A secretária extraordinária de Combate à Pobreza e à Fome do Ministério do Desenvolvimento Social, Valéria Burity, afirmou que a meta é garantir o direito à alimentação adequada e saudável para toda a população. Ela destacou o Plano Brasil sem Fome como uma das ações mais importantes para a redução da fome, ao articular medidas de política econômica e de proteção social, com apoio à agricultura familiar, reajuste da alimentação escolar, cozinhas comunitárias e ações voltadas à proteção social, trabalho, renda e acesso à alimentação adequada.

 

A professora Semíramis Domene, da Universidade Federal de São Paulo e diretora do Instituto Fome Zero, também apontou três frentes centrais para a redução da fome: diminuição da desigualdade, fortalecimento das políticas públicas de proteção social e estímulo à produção de alimentos.
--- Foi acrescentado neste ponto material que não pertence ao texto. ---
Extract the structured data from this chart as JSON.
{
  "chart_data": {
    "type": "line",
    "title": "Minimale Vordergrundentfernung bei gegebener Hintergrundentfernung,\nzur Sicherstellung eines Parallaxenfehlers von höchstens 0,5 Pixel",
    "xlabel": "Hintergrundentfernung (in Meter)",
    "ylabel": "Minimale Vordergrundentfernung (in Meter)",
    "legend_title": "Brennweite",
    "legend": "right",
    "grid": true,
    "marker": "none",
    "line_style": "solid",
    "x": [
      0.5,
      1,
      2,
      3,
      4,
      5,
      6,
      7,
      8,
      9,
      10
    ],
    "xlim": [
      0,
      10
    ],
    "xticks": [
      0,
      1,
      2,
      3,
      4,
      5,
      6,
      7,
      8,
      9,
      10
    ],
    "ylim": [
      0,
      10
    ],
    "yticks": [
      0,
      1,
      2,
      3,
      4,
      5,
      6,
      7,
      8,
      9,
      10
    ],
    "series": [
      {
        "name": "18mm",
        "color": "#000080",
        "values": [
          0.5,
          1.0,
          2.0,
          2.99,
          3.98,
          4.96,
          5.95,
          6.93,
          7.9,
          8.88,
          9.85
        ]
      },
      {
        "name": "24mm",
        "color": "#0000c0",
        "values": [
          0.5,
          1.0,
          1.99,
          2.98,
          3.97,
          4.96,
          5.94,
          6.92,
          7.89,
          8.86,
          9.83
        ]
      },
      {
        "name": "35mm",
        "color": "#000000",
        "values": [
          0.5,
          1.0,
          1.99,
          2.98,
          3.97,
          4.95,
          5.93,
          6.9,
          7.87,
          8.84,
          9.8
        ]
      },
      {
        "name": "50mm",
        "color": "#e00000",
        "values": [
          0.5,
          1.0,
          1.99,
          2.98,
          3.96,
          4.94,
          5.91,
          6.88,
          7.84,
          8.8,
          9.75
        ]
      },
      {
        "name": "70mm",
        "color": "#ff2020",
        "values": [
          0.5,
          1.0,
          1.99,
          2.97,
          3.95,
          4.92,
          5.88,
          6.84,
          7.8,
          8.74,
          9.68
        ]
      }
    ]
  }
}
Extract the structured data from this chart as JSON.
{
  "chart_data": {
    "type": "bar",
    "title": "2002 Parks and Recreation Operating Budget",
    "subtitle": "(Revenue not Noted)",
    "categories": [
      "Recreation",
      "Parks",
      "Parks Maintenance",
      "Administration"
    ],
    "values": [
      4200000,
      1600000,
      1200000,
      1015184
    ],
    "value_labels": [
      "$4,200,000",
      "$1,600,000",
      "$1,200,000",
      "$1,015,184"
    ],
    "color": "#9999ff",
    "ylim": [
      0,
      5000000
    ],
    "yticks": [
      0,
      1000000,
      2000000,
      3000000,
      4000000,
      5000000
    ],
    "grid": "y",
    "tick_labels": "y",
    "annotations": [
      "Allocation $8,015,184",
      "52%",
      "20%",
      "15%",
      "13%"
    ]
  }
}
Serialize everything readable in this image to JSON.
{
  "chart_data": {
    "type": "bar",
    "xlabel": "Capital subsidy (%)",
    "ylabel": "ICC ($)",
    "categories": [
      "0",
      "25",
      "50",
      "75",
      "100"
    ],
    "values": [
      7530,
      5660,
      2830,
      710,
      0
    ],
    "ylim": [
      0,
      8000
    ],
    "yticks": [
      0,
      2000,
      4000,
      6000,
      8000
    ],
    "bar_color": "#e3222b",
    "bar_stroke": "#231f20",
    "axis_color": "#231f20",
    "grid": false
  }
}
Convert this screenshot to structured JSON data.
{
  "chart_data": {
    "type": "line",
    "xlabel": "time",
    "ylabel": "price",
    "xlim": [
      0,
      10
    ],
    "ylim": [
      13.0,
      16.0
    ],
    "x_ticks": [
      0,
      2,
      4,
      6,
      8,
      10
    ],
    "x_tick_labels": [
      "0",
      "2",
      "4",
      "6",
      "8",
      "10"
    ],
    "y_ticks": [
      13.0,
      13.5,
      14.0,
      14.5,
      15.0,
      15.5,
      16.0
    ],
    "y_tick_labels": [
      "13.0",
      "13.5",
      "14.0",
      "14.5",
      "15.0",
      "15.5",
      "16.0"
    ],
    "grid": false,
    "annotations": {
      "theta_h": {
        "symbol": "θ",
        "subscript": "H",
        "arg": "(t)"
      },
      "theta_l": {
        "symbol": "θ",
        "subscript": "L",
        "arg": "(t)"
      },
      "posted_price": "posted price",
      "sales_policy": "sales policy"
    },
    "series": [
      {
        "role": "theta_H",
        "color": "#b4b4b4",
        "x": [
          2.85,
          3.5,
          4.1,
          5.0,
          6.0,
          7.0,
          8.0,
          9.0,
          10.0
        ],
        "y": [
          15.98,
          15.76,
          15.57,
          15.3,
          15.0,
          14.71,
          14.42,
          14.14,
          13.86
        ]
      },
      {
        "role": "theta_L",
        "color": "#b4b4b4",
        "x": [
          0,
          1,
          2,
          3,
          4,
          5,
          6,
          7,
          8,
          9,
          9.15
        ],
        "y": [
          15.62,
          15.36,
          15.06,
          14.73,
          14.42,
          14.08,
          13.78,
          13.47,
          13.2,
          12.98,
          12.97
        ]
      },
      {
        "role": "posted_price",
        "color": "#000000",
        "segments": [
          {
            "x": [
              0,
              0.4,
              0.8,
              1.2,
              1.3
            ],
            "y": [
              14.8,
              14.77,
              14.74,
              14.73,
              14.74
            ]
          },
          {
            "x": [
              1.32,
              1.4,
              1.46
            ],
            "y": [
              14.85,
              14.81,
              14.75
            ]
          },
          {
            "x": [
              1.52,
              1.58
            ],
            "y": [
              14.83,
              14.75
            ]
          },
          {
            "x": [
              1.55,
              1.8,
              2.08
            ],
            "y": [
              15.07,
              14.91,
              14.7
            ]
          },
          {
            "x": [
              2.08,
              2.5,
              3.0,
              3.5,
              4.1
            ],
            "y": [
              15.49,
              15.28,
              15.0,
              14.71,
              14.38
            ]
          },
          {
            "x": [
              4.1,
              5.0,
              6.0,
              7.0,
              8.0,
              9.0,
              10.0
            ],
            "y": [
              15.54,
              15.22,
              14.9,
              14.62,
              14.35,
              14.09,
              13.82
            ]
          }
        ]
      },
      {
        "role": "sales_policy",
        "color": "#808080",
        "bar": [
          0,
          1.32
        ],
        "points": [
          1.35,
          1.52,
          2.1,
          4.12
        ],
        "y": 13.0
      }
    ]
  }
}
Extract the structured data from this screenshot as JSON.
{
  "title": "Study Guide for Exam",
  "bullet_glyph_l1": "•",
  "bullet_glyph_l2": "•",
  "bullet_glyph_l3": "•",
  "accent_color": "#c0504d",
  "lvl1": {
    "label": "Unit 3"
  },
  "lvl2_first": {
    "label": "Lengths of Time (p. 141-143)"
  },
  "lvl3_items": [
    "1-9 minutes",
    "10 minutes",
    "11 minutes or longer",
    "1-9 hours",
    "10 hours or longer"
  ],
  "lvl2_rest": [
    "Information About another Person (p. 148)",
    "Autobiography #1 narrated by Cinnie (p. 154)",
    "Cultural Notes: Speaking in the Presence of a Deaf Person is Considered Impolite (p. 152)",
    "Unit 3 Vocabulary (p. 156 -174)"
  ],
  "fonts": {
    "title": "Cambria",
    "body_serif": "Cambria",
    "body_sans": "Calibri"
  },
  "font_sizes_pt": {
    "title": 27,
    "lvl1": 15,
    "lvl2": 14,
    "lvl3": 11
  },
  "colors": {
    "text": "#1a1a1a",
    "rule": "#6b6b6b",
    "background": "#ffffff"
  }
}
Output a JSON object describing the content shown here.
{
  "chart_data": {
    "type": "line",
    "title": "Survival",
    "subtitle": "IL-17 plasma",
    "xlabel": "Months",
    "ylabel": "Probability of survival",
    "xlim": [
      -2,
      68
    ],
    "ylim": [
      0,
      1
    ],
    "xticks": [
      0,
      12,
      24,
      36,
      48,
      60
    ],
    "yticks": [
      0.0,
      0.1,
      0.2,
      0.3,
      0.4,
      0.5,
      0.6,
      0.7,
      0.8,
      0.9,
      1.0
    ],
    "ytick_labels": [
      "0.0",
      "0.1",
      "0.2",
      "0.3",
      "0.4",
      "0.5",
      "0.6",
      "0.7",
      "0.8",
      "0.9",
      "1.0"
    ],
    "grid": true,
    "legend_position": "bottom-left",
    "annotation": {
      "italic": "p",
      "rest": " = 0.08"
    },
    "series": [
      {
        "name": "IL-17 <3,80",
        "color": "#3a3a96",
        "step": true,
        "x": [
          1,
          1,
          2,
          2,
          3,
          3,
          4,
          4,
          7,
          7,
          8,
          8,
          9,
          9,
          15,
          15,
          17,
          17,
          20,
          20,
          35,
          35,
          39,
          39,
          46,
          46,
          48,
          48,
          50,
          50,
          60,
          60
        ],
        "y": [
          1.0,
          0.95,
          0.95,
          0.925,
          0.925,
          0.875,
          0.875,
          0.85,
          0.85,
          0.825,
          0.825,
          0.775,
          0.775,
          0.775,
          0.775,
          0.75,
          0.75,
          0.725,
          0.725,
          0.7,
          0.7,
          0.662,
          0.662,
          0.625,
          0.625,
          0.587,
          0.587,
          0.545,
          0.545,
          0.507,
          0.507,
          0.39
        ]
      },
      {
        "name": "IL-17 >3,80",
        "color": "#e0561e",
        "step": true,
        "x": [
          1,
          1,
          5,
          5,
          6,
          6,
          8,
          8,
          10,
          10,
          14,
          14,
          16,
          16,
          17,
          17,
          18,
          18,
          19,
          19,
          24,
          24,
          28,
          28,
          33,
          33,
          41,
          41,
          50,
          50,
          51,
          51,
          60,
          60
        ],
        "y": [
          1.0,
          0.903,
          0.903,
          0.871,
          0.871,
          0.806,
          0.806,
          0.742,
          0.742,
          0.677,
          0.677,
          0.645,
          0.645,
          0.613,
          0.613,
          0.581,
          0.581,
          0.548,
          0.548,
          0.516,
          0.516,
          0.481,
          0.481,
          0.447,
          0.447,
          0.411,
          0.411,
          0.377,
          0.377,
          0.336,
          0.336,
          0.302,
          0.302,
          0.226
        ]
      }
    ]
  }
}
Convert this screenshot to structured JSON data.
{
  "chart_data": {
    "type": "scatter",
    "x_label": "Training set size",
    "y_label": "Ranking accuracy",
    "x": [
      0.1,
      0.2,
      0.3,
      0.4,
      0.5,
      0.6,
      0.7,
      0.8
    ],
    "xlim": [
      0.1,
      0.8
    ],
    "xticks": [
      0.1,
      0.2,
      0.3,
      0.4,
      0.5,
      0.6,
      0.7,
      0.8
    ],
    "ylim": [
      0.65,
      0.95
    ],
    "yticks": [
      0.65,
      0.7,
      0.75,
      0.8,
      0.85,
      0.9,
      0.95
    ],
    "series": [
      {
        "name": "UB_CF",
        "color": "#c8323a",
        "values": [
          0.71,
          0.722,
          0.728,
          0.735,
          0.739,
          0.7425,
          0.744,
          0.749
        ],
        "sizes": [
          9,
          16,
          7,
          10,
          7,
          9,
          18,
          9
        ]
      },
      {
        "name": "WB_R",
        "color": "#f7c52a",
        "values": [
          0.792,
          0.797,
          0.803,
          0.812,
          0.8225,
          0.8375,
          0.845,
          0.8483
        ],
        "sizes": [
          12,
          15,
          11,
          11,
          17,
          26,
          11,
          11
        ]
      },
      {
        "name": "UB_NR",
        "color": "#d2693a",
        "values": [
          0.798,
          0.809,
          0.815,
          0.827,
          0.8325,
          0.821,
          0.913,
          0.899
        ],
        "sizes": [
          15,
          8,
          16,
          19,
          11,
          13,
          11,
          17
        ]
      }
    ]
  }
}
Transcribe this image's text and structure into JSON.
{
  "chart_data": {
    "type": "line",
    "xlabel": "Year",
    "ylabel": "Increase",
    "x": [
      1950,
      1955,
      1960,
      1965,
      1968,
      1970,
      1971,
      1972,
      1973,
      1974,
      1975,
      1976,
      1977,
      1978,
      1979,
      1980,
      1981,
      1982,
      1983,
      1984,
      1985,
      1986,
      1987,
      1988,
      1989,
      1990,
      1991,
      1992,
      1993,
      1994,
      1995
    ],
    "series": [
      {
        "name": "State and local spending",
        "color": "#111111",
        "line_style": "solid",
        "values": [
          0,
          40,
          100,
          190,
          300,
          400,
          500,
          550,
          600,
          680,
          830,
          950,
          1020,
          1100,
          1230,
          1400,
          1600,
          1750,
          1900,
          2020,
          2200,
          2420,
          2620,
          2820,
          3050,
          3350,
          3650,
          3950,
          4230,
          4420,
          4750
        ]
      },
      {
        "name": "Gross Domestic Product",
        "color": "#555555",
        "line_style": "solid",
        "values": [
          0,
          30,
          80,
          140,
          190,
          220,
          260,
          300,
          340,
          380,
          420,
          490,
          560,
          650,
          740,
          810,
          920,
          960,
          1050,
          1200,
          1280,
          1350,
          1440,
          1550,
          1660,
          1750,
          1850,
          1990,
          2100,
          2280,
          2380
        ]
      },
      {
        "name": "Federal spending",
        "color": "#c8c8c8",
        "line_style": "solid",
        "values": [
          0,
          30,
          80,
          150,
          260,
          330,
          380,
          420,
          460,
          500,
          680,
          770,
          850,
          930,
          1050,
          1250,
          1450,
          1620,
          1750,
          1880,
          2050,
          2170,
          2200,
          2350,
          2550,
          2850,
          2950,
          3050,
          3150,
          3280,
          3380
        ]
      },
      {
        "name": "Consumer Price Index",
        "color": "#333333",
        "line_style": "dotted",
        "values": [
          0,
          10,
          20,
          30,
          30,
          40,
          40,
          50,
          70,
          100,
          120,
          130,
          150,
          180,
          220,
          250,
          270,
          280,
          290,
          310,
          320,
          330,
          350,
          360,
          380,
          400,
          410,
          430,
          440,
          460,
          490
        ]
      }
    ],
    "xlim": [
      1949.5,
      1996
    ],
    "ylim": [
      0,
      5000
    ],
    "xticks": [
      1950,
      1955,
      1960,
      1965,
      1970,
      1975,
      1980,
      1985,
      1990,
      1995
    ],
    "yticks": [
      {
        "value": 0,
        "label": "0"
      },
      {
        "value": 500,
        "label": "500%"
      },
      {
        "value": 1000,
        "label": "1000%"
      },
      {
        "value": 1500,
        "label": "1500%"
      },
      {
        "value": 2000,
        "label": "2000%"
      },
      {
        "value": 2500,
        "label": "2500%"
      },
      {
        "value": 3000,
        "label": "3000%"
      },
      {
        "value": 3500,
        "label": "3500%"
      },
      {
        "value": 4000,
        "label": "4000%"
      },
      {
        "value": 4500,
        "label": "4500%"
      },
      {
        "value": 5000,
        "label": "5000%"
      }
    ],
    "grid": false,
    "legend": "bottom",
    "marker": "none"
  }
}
Ela destacou políticas de emprego e renda, o menor índice de desemprego em 13 anos, a elevação do salário mínimo com reajustes superiores a 6% a partir de 2022, além do fortalecimento do Sistema Único de Saúde, do Bolsa Família, do Cadastro Único e do Programa Nacional de Alimentação Escolar.

 

Domene também citou o fortalecimento do Programa de Aquisição de Alimentos, que, segundo ela, estava praticamente extinto e sem financiamento, como um fator importante para a agricultura familiar. Já o economista Daniel Duque, pesquisador associado do Instituto Brasileiro de Economia da Fundação Getulio Vargas, destacou o papel do Bolsa Família, a desaceleração dos preços dos alimentos em relação à inflação geral a partir de 2023 e a melhora do mercado de trabalho como fatores que contribuíram para a redução da fome. Para ele, a manutenção de um mercado de trabalho favorável será decisiva para que o Brasil permaneça fora do Mapa da Fome.



FONTE: JORNAL DE BRASÍLIA.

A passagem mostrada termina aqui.